Monday, November 06, 2006

So today was a bad day. I am telling you, Mondays are BAD for me. I hate the fact that Aaron is off on Monday's instead of Saturdays. When he worked Mon- Fri we would go out on Saturdays during the day. It was nice. Now that he works Tue- Sat I am off by myself and usually spend my day cleaning or shopping (which I have stopped since I was spending too much $$ so now its just cleaning). Well when he is off, he goes fishing with some friends, or goes to breakfast with another friend or goes to the movies by himself. I guess I wish we could be off together so we could do stuff again. Granted, we do have a date night which are Monday nights. But usually my date consists of going out to stuff my face and sometimes a movie. I get BORED really quick.
But anyway, I am just having a grumpy depressing day. I was crying during lunch. I hate this process. I hate how I feel. I hate feeling so nervous. I hate being scared of what is coming. I am just tired and wish I was pregnant to get this all over. Psh...and even when I am PG I will be nervous that I will miscarry or that something is wrong with the baby. It never ends.

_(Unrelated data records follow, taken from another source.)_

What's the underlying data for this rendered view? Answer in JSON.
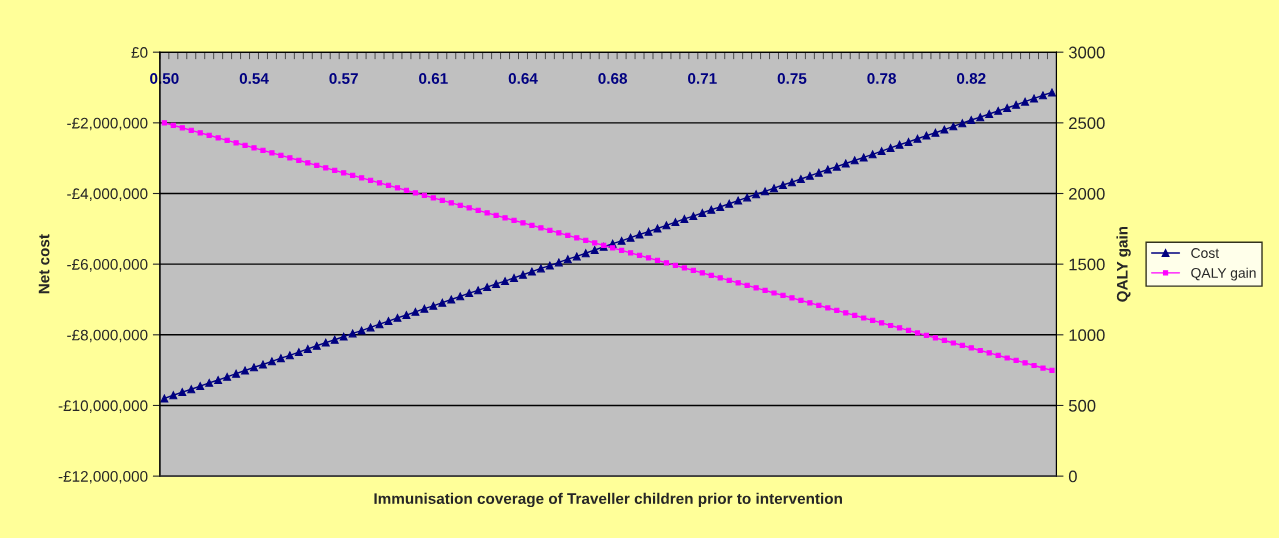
{
  "chart_data": {
    "type": "line",
    "xlabel": "Immunisation coverage of Traveller children prior to intervention",
    "ylabel": "Net cost",
    "y2label": "QALY gain",
    "categories": [
      "0.50",
      null,
      null,
      null,
      null,
      null,
      null,
      null,
      null,
      null,
      "0.54",
      null,
      null,
      null,
      null,
      null,
      null,
      null,
      null,
      null,
      "0.57",
      null,
      null,
      null,
      null,
      null,
      null,
      null,
      null,
      null,
      "0.61",
      null,
      null,
      null,
      null,
      null,
      null,
      null,
      null,
      null,
      "0.64",
      null,
      null,
      null,
      null,
      null,
      null,
      null,
      null,
      null,
      "0.68",
      null,
      null,
      null,
      null,
      null,
      null,
      null,
      null,
      null,
      "0.71",
      null,
      null,
      null,
      null,
      null,
      null,
      null,
      null,
      null,
      "0.75",
      null,
      null,
      null,
      null,
      null,
      null,
      null,
      null,
      null,
      "0.78",
      null,
      null,
      null,
      null,
      null,
      null,
      null,
      null,
      null,
      "0.82",
      null,
      null,
      null,
      null,
      null,
      null,
      null,
      null,
      null
    ],
    "series": [
      {
        "name": "Cost",
        "color": "#000080",
        "marker": "triangle",
        "values": [
          -9800000,
          -9710000,
          -9620000,
          -9540000,
          -9450000,
          -9360000,
          -9280000,
          -9190000,
          -9100000,
          -9010000,
          -8920000,
          -8840000,
          -8750000,
          -8660000,
          -8580000,
          -8490000,
          -8400000,
          -8310000,
          -8220000,
          -8140000,
          -8050000,
          -7960000,
          -7880000,
          -7790000,
          -7700000,
          -7610000,
          -7520000,
          -7440000,
          -7350000,
          -7260000,
          -7180000,
          -7090000,
          -7000000,
          -6910000,
          -6820000,
          -6740000,
          -6650000,
          -6560000,
          -6480000,
          -6390000,
          -6300000,
          -6210000,
          -6120000,
          -6040000,
          -5950000,
          -5860000,
          -5780000,
          -5690000,
          -5600000,
          -5510000,
          -5420000,
          -5340000,
          -5250000,
          -5160000,
          -5080000,
          -4990000,
          -4900000,
          -4810000,
          -4720000,
          -4640000,
          -4550000,
          -4460000,
          -4380000,
          -4290000,
          -4200000,
          -4110000,
          -4020000,
          -3940000,
          -3850000,
          -3760000,
          -3680000,
          -3590000,
          -3500000,
          -3410000,
          -3320000,
          -3240000,
          -3150000,
          -3060000,
          -2980000,
          -2890000,
          -2800000,
          -2710000,
          -2620000,
          -2540000,
          -2450000,
          -2360000,
          -2280000,
          -2190000,
          -2100000,
          -2010000,
          -1920000,
          -1840000,
          -1750000,
          -1660000,
          -1580000,
          -1490000,
          -1400000,
          -1310000,
          -1220000,
          -1140000
        ]
      },
      {
        "name": "QALY gain",
        "color": "#ff00ff",
        "marker": "square",
        "axis": "y2",
        "values": [
          2500,
          2482,
          2465,
          2447,
          2429,
          2412,
          2394,
          2376,
          2358,
          2341,
          2323,
          2305,
          2288,
          2270,
          2252,
          2235,
          2217,
          2199,
          2181,
          2164,
          2146,
          2128,
          2111,
          2093,
          2075,
          2058,
          2040,
          2022,
          2004,
          1987,
          1969,
          1951,
          1934,
          1916,
          1898,
          1881,
          1863,
          1845,
          1827,
          1810,
          1792,
          1774,
          1757,
          1739,
          1721,
          1704,
          1686,
          1668,
          1650,
          1633,
          1615,
          1597,
          1580,
          1562,
          1544,
          1527,
          1509,
          1491,
          1473,
          1456,
          1438,
          1420,
          1403,
          1385,
          1367,
          1350,
          1332,
          1314,
          1296,
          1279,
          1261,
          1243,
          1226,
          1208,
          1190,
          1173,
          1155,
          1137,
          1119,
          1102,
          1084,
          1066,
          1049,
          1031,
          1013,
          996,
          978,
          960,
          942,
          925,
          907,
          889,
          872,
          854,
          836,
          819,
          801,
          783,
          765,
          748
        ]
      }
    ],
    "ylim": [
      -12000000,
      0
    ],
    "yticks": [
      {
        "value": -12000000,
        "label": "-£12,000,000"
      },
      {
        "value": -10000000,
        "label": "-£10,000,000"
      },
      {
        "value": -8000000,
        "label": "-£8,000,000"
      },
      {
        "value": -6000000,
        "label": "-£6,000,000"
      },
      {
        "value": -4000000,
        "label": "-£4,000,000"
      },
      {
        "value": -2000000,
        "label": "-£2,000,000"
      },
      {
        "value": 0,
        "label": "£0"
      }
    ],
    "y2lim": [
      0,
      3000
    ],
    "y2ticks": [
      0,
      500,
      1000,
      1500,
      2000,
      2500,
      3000
    ],
    "grid": "y",
    "legend": "right",
    "line_style": "solid"
  }
}
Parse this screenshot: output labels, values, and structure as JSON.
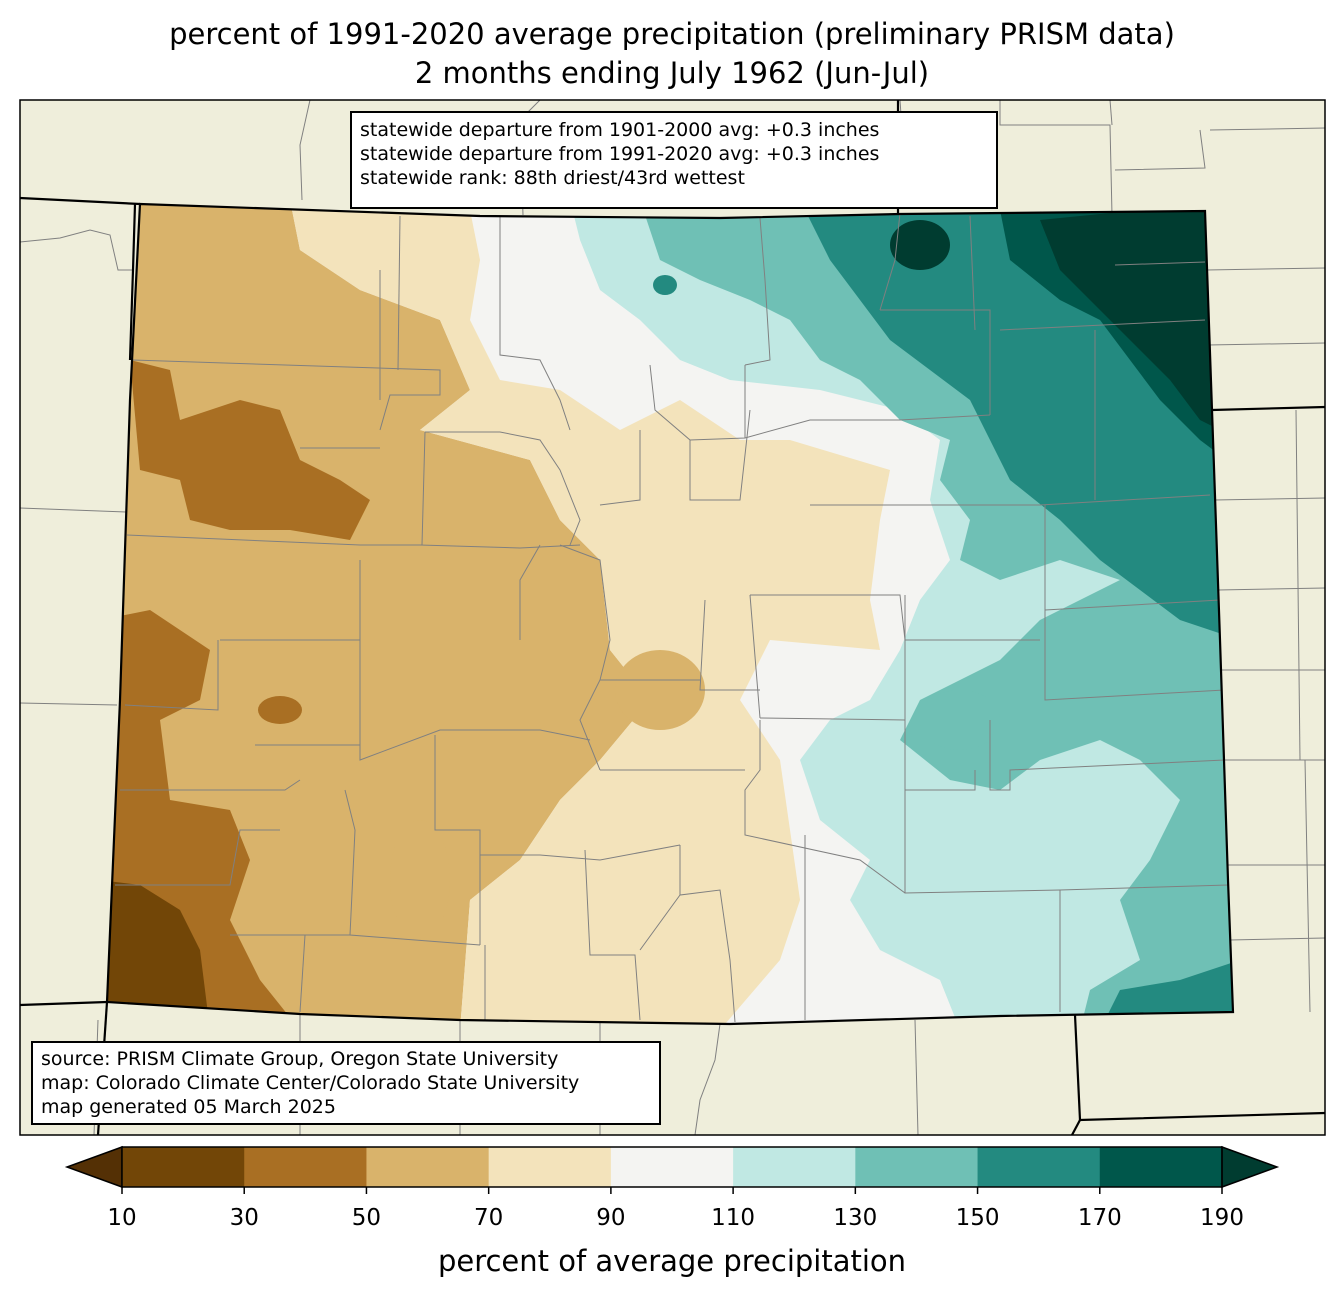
{
  "title": {
    "line1": "percent of 1991-2020 average precipitation (preliminary PRISM data)",
    "line2": "2 months ending July 1962 (Jun-Jul)"
  },
  "stats": {
    "line1": "statewide departure from 1901-2000 avg: +0.3 inches",
    "line2": "statewide departure from 1991-2020 avg: +0.3 inches",
    "line3": "statewide rank: 88th driest/43rd wettest"
  },
  "credits": {
    "line1": "source: PRISM Climate Group, Oregon State University",
    "line2": "map: Colorado Climate Center/Colorado State University",
    "line3": "map generated 05 March 2025"
  },
  "colorbar": {
    "label": "percent of average precipitation",
    "ticks": [
      "10",
      "30",
      "50",
      "70",
      "90",
      "110",
      "130",
      "150",
      "170",
      "190"
    ],
    "colors": [
      "#724607",
      "#a96f23",
      "#d9b36b",
      "#f3e3bb",
      "#f4f4f2",
      "#c0e8e3",
      "#6fc0b5",
      "#238a80",
      "#00574b"
    ],
    "under_color": "#543005",
    "over_color": "#003c30"
  },
  "map_colors": {
    "land_background": "#efeedb",
    "county_lines": "#808080",
    "state_lines": "#000000"
  }
}
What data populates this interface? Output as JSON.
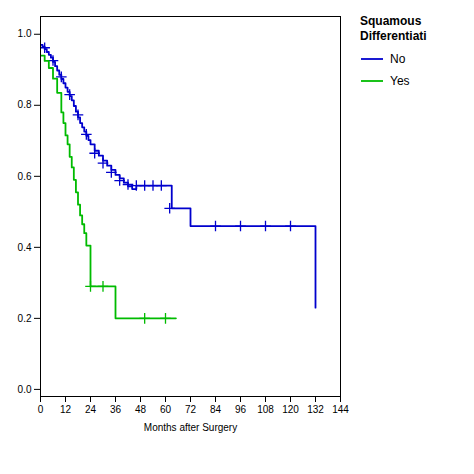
{
  "chart_data": {
    "type": "step",
    "xlabel": "Months after Surgery",
    "xlim": [
      0,
      144
    ],
    "ylim": [
      -0.02,
      1.05
    ],
    "xticks": [
      0,
      12,
      24,
      36,
      48,
      60,
      72,
      84,
      96,
      108,
      120,
      132,
      144
    ],
    "yticks": [
      {
        "value": 0.0,
        "label": "0.0"
      },
      0.2,
      0.4,
      0.6,
      0.8,
      {
        "value": 1.0,
        "label": "1.0"
      }
    ],
    "grid": false,
    "legend": "right",
    "legend_title": "Squamous\nDifferentiati",
    "series": [
      {
        "name": "No",
        "color": "#0000CD",
        "line_style": "solid",
        "marker": "+",
        "x": [
          0,
          1,
          2,
          3,
          4,
          5,
          6,
          7,
          8,
          9,
          10,
          11,
          12,
          13,
          14,
          15,
          16,
          17,
          18,
          19,
          20,
          21,
          22,
          23,
          24,
          26,
          28,
          30,
          32,
          34,
          36,
          38,
          40,
          42,
          44,
          46,
          48,
          50,
          52,
          54,
          56,
          58,
          60,
          63,
          72,
          84,
          96,
          108,
          120,
          132
        ],
        "values": [
          0.97,
          0.965,
          0.958,
          0.95,
          0.942,
          0.934,
          0.922,
          0.91,
          0.898,
          0.886,
          0.874,
          0.862,
          0.85,
          0.838,
          0.826,
          0.814,
          0.798,
          0.782,
          0.766,
          0.75,
          0.738,
          0.726,
          0.714,
          0.702,
          0.69,
          0.672,
          0.658,
          0.644,
          0.63,
          0.618,
          0.604,
          0.594,
          0.582,
          0.572,
          0.564,
          0.574,
          0.574,
          0.574,
          0.574,
          0.574,
          0.574,
          0.574,
          0.574,
          0.51,
          0.46,
          0.46,
          0.46,
          0.46,
          0.46,
          0.23
        ],
        "censor_x": [
          2,
          6,
          10,
          14,
          18,
          22,
          26,
          30,
          34,
          38,
          42,
          46,
          50,
          54,
          58,
          62,
          84,
          96,
          108,
          120
        ],
        "censor_y": [
          0.962,
          0.926,
          0.88,
          0.83,
          0.773,
          0.718,
          0.665,
          0.637,
          0.611,
          0.588,
          0.577,
          0.574,
          0.574,
          0.574,
          0.574,
          0.51,
          0.46,
          0.46,
          0.46,
          0.46
        ]
      },
      {
        "name": "Yes",
        "color": "#00BB00",
        "line_style": "solid",
        "marker": "+",
        "x": [
          0,
          2,
          4,
          6,
          8,
          10,
          11,
          12,
          13,
          14,
          15,
          16,
          17,
          18,
          19,
          20,
          21,
          22,
          24,
          36,
          48,
          65
        ],
        "values": [
          0.94,
          0.925,
          0.905,
          0.875,
          0.835,
          0.78,
          0.75,
          0.715,
          0.69,
          0.655,
          0.625,
          0.59,
          0.555,
          0.52,
          0.49,
          0.465,
          0.44,
          0.405,
          0.29,
          0.2,
          0.2,
          0.2
        ],
        "censor_x": [
          24,
          30,
          50,
          60
        ],
        "censor_y": [
          0.29,
          0.29,
          0.2,
          0.2
        ]
      }
    ]
  }
}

Then the stupid Lupron gives me headaches every single day. I am NOT exaggerating. I am also STILL on my period. It the witch is heavy! I am on day 5 and its still heavy as heck and I am still cramping. Soo I am menopausal (thanks to Lupron) and ragging. What a great combination.
Soo back to Aaron. I think I get set off on any little thing and so I need to blame somebody and he is there. I decided to write him a letter today of how I feel he is failing me and what I need from him right now but once I wrote it I started to cry because I realize he does ALL the things I wrote! He rubs my belly when I am cramping, he rubs my belly after the shots, he rubs my feet, he writes me little notes on our dry/erase board, he brings me flowers... Soo then what is it that I want? I don't even know. Its like I am feeling all these emotions but don't know how to express them or to explain myself. I am just a big ball of blah.
I am nervous of my upcoming appt on Wednesday. I hope and pray that everything is normal and I can go on in my cycle. Then I start my next shot on Thursday. But from what I hear the next shot is the hormone FSH which should "normal" my hormones out. Since right now I am in menopause, this next shot should balance me. I hope so!!!